Marriage statistics indicate that the mean marriage age for the Elizabethan and Jacobean eras was higher than many people realize. Data taken from birthdates of women and marriage certificates reveals mean marriage ages to have been as follows:
1566-1619 | 27.0 years |
1647-1719 | 29.6 years |
1719-1779 | 26.8 years |
1770-1837 | 25.1 years |
The marriage age of men was probably the same or a bit older than that of women. (In 1619, it was about 23 for women, 26 for men.) The age of consent was 12 for a girl, 14 for a boy, but for most children puberty came two or three years later than it does today.
Oddly enough, there seems to be a period in the late sixteenth century when the mean marriage age of women in and around the area of Stratford-on- Avon dropped as low as 21 years: the mean marriage age from 1580 to 1589 was about 20.6 years, and it was in this decade that Shakespeare, at the age of eighteen, married Anne Hathaway.

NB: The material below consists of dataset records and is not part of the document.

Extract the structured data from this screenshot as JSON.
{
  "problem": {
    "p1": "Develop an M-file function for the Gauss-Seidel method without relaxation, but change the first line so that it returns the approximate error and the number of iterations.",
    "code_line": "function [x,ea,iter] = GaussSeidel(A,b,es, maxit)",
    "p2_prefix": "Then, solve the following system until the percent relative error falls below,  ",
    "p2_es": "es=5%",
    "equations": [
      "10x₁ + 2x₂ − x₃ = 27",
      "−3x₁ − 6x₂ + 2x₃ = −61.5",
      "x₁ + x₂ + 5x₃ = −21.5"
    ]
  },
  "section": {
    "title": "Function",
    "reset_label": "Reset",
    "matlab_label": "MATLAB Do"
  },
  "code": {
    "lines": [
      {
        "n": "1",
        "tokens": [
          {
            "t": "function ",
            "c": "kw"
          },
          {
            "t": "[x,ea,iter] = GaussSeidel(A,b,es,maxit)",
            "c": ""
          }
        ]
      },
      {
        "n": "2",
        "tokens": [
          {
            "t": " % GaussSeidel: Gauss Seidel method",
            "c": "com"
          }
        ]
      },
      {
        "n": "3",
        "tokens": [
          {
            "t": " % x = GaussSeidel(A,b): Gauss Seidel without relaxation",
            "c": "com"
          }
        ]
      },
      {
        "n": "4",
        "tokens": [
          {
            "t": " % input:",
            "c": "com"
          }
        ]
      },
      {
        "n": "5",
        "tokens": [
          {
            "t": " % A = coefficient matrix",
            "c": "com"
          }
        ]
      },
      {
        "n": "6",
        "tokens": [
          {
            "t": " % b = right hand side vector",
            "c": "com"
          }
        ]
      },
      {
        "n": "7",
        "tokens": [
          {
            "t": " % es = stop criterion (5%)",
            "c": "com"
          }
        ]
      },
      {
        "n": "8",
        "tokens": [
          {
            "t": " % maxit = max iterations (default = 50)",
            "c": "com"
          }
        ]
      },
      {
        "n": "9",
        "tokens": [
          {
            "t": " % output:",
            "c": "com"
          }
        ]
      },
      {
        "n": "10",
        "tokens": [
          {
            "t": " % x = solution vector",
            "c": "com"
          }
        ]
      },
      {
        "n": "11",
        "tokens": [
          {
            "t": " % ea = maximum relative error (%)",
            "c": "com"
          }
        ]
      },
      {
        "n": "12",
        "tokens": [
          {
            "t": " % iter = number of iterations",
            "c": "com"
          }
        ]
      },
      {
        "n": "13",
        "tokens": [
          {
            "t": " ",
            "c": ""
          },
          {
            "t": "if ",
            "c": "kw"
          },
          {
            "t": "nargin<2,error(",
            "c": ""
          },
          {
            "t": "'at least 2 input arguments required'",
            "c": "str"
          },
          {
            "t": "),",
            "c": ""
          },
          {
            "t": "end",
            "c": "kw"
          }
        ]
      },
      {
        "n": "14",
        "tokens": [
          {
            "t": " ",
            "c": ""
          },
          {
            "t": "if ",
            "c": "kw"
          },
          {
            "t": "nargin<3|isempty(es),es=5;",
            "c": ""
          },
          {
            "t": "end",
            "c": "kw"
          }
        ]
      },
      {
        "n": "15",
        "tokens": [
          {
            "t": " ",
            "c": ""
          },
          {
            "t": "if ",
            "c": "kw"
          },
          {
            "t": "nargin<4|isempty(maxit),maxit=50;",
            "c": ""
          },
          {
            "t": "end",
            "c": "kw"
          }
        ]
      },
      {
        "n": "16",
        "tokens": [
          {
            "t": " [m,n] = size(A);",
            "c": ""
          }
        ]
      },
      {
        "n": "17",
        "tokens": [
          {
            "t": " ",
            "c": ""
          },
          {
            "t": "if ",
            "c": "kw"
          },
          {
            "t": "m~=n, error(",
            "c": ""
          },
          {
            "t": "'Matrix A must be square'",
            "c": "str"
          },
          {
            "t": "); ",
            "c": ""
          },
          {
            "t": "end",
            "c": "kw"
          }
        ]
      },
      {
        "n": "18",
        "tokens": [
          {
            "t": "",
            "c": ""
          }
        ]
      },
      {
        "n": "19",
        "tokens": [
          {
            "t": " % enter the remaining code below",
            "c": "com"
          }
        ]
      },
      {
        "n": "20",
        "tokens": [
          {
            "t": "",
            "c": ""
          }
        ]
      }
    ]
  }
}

The reason for late marriage among labourers and the middle class was simple enough: it took a long time for a couple to acquire enough belongings to set up housekeeping, even in a room of their parents' home. Young love, however romantic, had to be kept in check if the two lovers were to survive in a world where subsistence earnings would not purchase a roof over their heads and put food on the table. Children of noble birth ran a great risk if they tried to marry without the approval of their parents, since they would be left without resources. Perhaps the caution of young Claudio in Much Ado About Nothing has something to do with the fear of acting without permission: he is careful to make sure that his loved one, Hero, is the sole heir to her father's estate (see 1.1.242-243).
Footnotes
-
Juliet
Part of the effect of Shakespearean tragedy is a sense of hyperbole, that one is watching something above or beyond the ordinary. In terms of status, neither Romeo nor Juliet is of outstanding importance in their society; it is their extreme youth that gives the tragedy much of its force--and it is probable that this effect was as true of Shakespeare's audience as of today's.